Supercooling and Solvent Depletion-Driven Poly(vinyl Alcohol) Film Formation Mechanism as Elucidated by In Situ Synchrotron Radiation X‑Ray Scattering

• Published in: Macromolecules Vol. 57; no. 4; pp. 1569 - 1580
• Main Authors: Cheng, Hong, Zhao, Yilei, Wei, Xiaoying, Zhang, Qianlei, Yang, Erjie, Xiong, Yuqi, Zhu, Jianhe, Wu, Zishuo, Chen, Jungen, Chen, Wei
• Format: Journal Article
• Language: English
• Published: American Chemical Society 27.02.2024
• ISSN: 0024-9297; 1520-5835
• DOI: 10.1021/acs.macromol.3c02640

The microstructure evolution of semicrystalline poly­(vinyl alcohol) (PVA) during drying within a wide temperature window ranging from 95 to 50 °C was captured in situ by synchrotron radiation X-ray scattering (SRXS), specifically small- and wide-angle X-ray scattering.
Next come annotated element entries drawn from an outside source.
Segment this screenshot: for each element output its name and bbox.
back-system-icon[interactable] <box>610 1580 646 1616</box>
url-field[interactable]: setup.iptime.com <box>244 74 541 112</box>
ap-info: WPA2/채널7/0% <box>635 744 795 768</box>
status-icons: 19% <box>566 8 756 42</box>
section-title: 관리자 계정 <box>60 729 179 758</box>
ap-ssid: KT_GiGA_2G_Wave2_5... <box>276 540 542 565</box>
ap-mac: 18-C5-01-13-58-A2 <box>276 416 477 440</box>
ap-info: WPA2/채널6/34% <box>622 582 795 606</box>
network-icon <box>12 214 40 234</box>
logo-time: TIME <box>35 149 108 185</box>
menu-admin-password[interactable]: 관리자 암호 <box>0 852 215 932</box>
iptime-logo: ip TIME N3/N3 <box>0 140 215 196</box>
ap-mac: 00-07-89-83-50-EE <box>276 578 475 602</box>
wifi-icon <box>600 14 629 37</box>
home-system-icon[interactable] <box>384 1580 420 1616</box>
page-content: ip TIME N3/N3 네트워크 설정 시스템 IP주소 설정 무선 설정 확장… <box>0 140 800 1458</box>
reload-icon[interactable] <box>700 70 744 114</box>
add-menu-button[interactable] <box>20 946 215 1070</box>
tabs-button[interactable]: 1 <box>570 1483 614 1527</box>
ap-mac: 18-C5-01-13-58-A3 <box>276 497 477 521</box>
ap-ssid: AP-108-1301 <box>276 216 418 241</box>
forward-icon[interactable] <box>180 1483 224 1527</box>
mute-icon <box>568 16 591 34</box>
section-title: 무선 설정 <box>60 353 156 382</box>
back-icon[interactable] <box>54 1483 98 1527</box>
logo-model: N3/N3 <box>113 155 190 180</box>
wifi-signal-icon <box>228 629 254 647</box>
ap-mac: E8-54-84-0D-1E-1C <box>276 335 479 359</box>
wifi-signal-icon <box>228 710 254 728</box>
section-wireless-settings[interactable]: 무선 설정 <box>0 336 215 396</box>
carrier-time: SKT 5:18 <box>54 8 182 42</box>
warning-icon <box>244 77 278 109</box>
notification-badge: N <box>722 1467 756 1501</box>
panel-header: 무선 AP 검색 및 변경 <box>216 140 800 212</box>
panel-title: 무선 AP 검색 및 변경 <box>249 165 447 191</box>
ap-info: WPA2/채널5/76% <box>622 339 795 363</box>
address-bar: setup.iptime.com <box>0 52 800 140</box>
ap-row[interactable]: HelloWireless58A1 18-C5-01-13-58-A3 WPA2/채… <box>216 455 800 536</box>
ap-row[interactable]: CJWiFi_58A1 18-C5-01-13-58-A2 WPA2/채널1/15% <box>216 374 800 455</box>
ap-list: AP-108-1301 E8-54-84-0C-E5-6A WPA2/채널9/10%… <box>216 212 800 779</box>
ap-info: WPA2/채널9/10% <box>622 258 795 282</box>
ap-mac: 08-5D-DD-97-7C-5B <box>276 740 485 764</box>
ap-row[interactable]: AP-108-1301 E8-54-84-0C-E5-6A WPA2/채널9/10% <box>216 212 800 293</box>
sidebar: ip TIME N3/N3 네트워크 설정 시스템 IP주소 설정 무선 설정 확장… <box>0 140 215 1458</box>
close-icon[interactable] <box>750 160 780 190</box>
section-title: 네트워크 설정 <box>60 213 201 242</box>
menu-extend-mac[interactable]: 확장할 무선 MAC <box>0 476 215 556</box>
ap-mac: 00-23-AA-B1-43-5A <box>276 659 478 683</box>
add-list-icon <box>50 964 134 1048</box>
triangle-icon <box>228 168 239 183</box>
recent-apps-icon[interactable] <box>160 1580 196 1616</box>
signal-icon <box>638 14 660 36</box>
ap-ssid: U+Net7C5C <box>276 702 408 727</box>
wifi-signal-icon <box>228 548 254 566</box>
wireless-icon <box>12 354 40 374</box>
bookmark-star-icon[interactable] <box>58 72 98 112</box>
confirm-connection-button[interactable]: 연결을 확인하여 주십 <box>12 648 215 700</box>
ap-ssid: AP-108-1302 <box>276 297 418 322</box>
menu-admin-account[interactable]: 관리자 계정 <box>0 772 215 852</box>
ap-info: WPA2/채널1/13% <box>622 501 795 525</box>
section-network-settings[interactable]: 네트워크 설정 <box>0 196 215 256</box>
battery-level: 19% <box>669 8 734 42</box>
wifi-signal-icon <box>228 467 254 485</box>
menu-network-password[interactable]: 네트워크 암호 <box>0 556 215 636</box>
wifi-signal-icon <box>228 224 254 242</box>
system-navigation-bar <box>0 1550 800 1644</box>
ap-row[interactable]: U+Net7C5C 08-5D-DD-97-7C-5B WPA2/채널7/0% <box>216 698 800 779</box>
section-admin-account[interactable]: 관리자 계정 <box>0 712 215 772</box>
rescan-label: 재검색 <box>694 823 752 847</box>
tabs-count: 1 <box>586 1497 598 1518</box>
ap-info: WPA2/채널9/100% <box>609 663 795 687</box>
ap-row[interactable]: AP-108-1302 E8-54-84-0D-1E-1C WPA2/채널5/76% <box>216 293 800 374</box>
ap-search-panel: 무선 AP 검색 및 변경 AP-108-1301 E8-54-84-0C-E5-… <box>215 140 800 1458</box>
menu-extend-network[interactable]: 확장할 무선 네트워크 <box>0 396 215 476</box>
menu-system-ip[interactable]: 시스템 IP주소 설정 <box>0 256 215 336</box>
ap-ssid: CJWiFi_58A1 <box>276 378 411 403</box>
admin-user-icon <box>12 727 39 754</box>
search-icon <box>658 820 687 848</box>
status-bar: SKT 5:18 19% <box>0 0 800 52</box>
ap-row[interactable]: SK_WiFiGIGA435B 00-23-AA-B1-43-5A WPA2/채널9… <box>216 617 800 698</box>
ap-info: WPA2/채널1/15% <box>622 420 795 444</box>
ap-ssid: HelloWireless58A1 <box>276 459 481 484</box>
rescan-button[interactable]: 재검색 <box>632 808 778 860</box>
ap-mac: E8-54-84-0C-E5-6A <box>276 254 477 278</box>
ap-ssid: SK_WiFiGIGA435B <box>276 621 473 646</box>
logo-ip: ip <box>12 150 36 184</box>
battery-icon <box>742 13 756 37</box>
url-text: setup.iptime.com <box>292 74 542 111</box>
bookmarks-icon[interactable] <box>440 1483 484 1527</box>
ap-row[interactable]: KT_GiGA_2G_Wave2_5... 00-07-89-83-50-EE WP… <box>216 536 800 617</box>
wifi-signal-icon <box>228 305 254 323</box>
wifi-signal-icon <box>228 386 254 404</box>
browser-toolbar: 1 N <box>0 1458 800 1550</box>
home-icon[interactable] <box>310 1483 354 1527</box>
A portable film-casting apparatus with a high-pressure reactor was designed and manufactured. Its high safety features, coupled with its detachable and installable design, facilitate its integration with SRXS for researching the drying process of polymer solutions. The time-resolved microstructure parameters, such as the crystallinity and lamellar thickness, as well as the water fraction during the PVA film formation process help us to elucidate four sequential regimes during drying: (1) regime I, the evaporation stage, where the water evaporates at a constant rate without any crystallization occurring; (2) regime II, the rapid-crystallization stage, where PVA crystallinity increases dramatically and the long period declines rapidly due to the evaporation of the water in the interlamellar amorphous layer; (3) regime III, the diffusion-limited stage, where the PVA chain mobility and diffusion of water in the amorphous layers are gradually hindered as the PVA concentration increases, resulting in a slowdown of the decline in the long period; (4) regime IV, the annealing stage, during which the long period exhibits a secondary rapid reduction with the insertion of new-formed lamellae into the lamellar stacks. The synergistic and competing effects of the temperature and water fraction significantly influence the crystallization kinetics and chain mobility: lowering the temperature results in an increasing supercooling degree but a decrement of chain mobility as evidenced by low-field NMR experiments, where the former facilitates the nucleation but the latter impedes the crystallization kinetics. The above effects lead to a nonmonotonic temperature-dependent onset PVA weight fraction (ωPVA) of crystallization at the very beginning of regime II.